Yea from looking at the code that was what I was afraid of. I was holding out hope there was something I was missing :)

I can either leave in the support I have for a single collection, or remove it and blanket say all projected collections require an id.

What do you think?

What does single collection query look like?

That is the example I posted above. You can have a single QF collection with no other collections.

You key off of the parent id. When that changes you know to start another collection.

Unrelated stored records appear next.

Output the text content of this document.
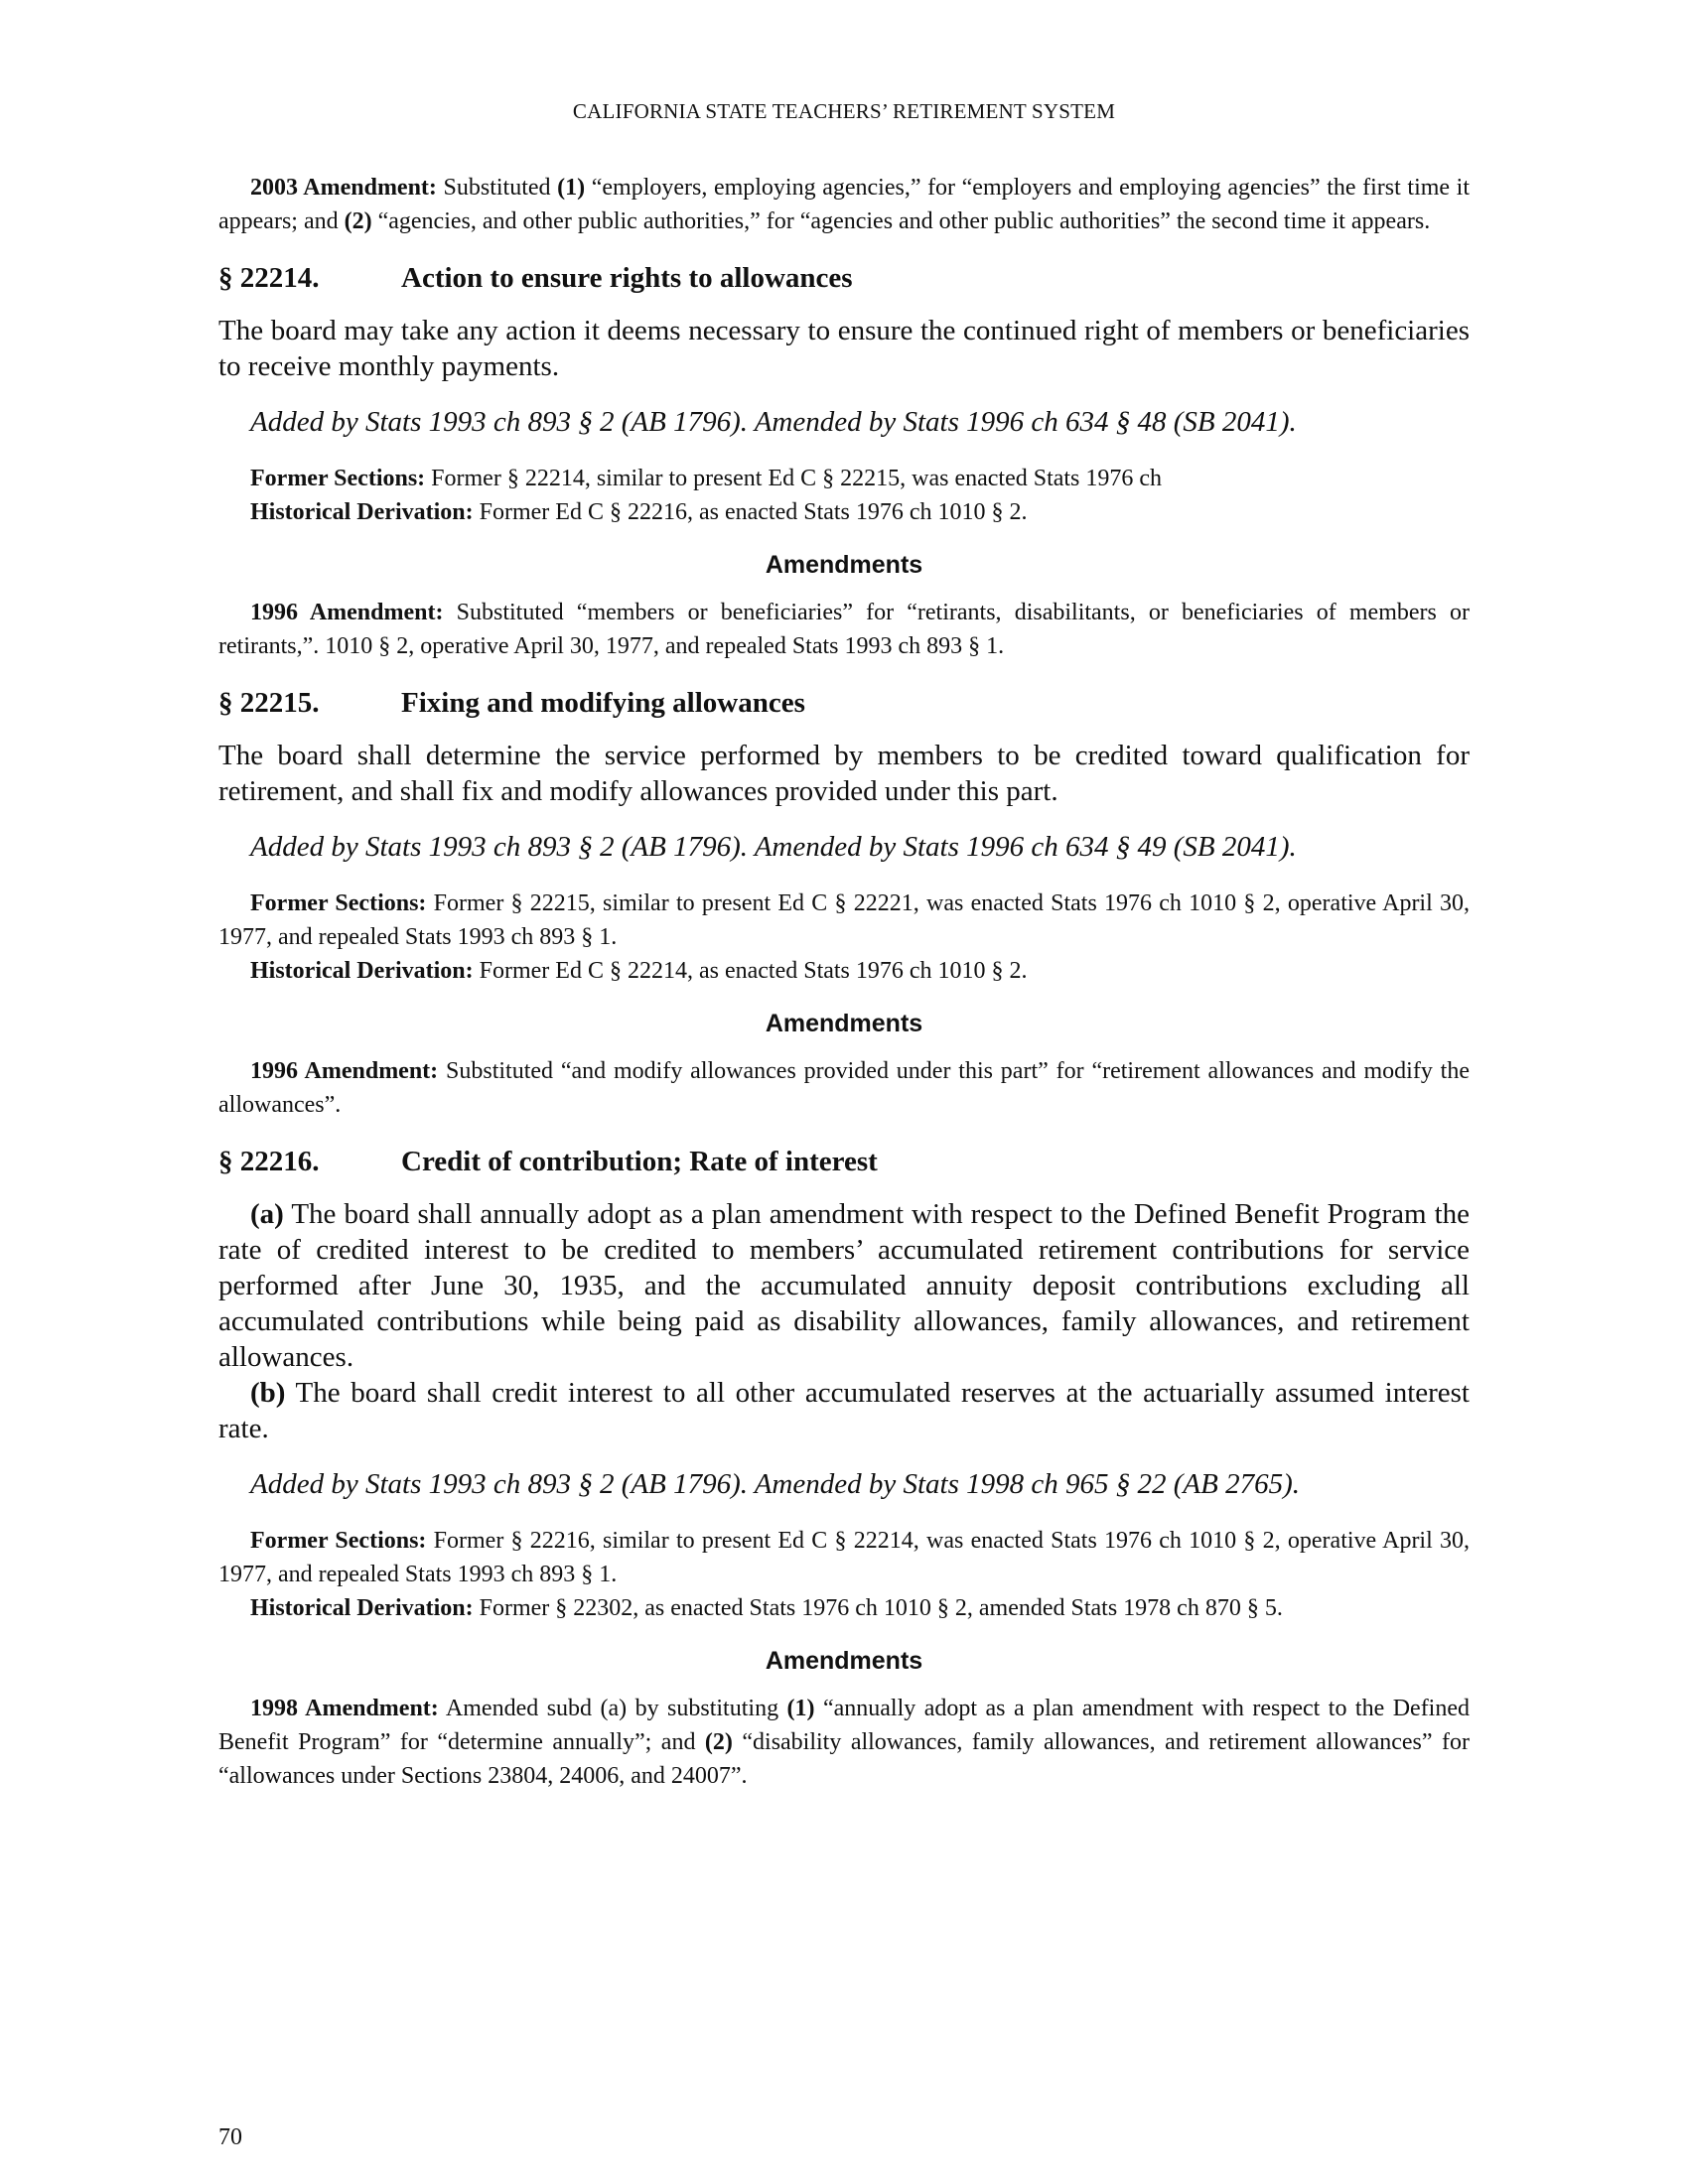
CALIFORNIA STATE TEACHERS’ RETIREMENT SYSTEM

2003 Amendment: Substituted (1) “employers, employing agencies,” for “employers and employing agencies” the first time it appears; and (2) “agencies, and other public authorities,” for “agencies and other public authorities” the second time it appears.

§ 22214.	Action to ensure rights to allowances

The board may take any action it deems necessary to ensure the continued right of members or beneficiaries to receive monthly payments.

Added by Stats 1993 ch 893 § 2 (AB 1796). Amended by Stats 1996 ch 634 § 48 (SB 2041).

Former Sections: Former § 22214, similar to present Ed C § 22215, was enacted Stats 1976 ch
Historical Derivation: Former Ed C § 22216, as enacted Stats 1976 ch 1010 § 2.
Amendments

1996 Amendment: Substituted “members or beneficiaries” for “retirants, disabilitants, or beneficiaries of members or retirants,”. 1010 § 2, operative April 30, 1977, and repealed Stats 1993 ch 893 § 1.

§ 22215.	Fixing and modifying allowances

The board shall determine the service performed by members to be credited toward qualification for retirement, and shall fix and modify allowances provided under this part.

Added by Stats 1993 ch 893 § 2 (AB 1796). Amended by Stats 1996 ch 634 § 49 (SB 2041).

Former Sections: Former § 22215, similar to present Ed C § 22221, was enacted Stats 1976 ch 1010 § 2, operative April 30, 1977, and repealed Stats 1993 ch 893 § 1.

Historical Derivation: Former Ed C § 22214, as enacted Stats 1976 ch 1010 § 2.
Amendments

1996 Amendment: Substituted “and modify allowances provided under this part” for “retirement allowances and modify the allowances”.

§ 22216.	Credit of contribution; Rate of interest

(a) The board shall annually adopt as a plan amendment with respect to the Defined Benefit Program the rate of credited interest to be credited to members’ accumulated retirement contributions for service performed after June 30, 1935, and the accumulated annuity deposit contributions excluding all accumulated contributions while being paid as disability allowances, family allowances, and retirement allowances.

(b) The board shall credit interest to all other accumulated reserves at the actuarially assumed interest rate.

Added by Stats 1993 ch 893 § 2 (AB 1796). Amended by Stats 1998 ch 965 § 22 (AB 2765).

Former Sections: Former § 22216, similar to present Ed C § 22214, was enacted Stats 1976 ch 1010 § 2, operative April 30, 1977, and repealed Stats 1993 ch 893 § 1.

Historical Derivation: Former § 22302, as enacted Stats 1976 ch 1010 § 2, amended Stats 1978 ch 870 § 5.
Amendments

1998 Amendment: Amended subd (a) by substituting (1) “annually adopt as a plan amendment with respect to the Defined Benefit Program” for “determine annually”; and (2) “disability allowances, family allowances, and retirement allowances” for “allowances under Sections 23804, 24006, and 24007”.

70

So the sql for the above generates

SELECT [c].[Id], [c].[LastName], [o].[Count], [o].[CustomerId], [o].[Year]
FROM [Customers] AS [c]
OUTER APPLY [dbo].[GetCustomerOrderCountByYear]([c].[Id]) AS [o]
ORDER BY [c].[Id]

With this data from the unit tests.

Id  LastName    Count   CustomerId  Year
1   One          2       1           2000
1   One          1       1           2001
2   Two          2       2           2000
3   Three            1       3           2001
4   Four             NULL       NULL     NULL

I'm not sure if that will be useful enough vs the confusion it will generate when someone tries to do multiple collections.

Not supported.

Status update.

I got all of my query unit tests passing over xmas vacation. I now just need to finish up work on some model validation changes.

I should still be on track to have a PR ready sometime in Jan.

The return type of a QueryableFunction needs to be registered as an Entity in order for everything to work. However a table shouldn't be created in the database as this is not a persisted type.

I'm looking for a way to flag the entity so as to not generate a table. Is there something like this already in place?

@smitpatel @ajcvickers @bricelam - Can anyone point me in the right direction for any existing code for not generating a table for entities? This is one of the last things I have yet to do.

@ajcvickers @bricelam Does anyone there have issues with this solution when running ReSharper? When I have ReSharper on I keep running out of memory issues. I had to turn it off to keep things stable.

@pmiddleton Not sure if anyone uses R# routinely on the team. A couple of us use Rider and I'm not aware of any issues with it.

@ajcvickers - Ok thanks. Yea R# uses up a ton of ram and I'm bumping into the 2 GB 32 bit process limit. If you could walk down the hall to the VS team and have them build as 64 bit :) haha

@pmiddleton They will just say to uninstall R#. Visual Studio has been making a big push over the last few years to be natively productive-- that is, not require third-party extensions for productivity. The reason being that R# (and probably similar extensions) use a lot of resources.

Weird, I was sure R# ran out-of-process precisely to avoid the 2GB limit... But who knows exactly what's going on there.

There's a free/open alternative called Roslynator which may use less resources.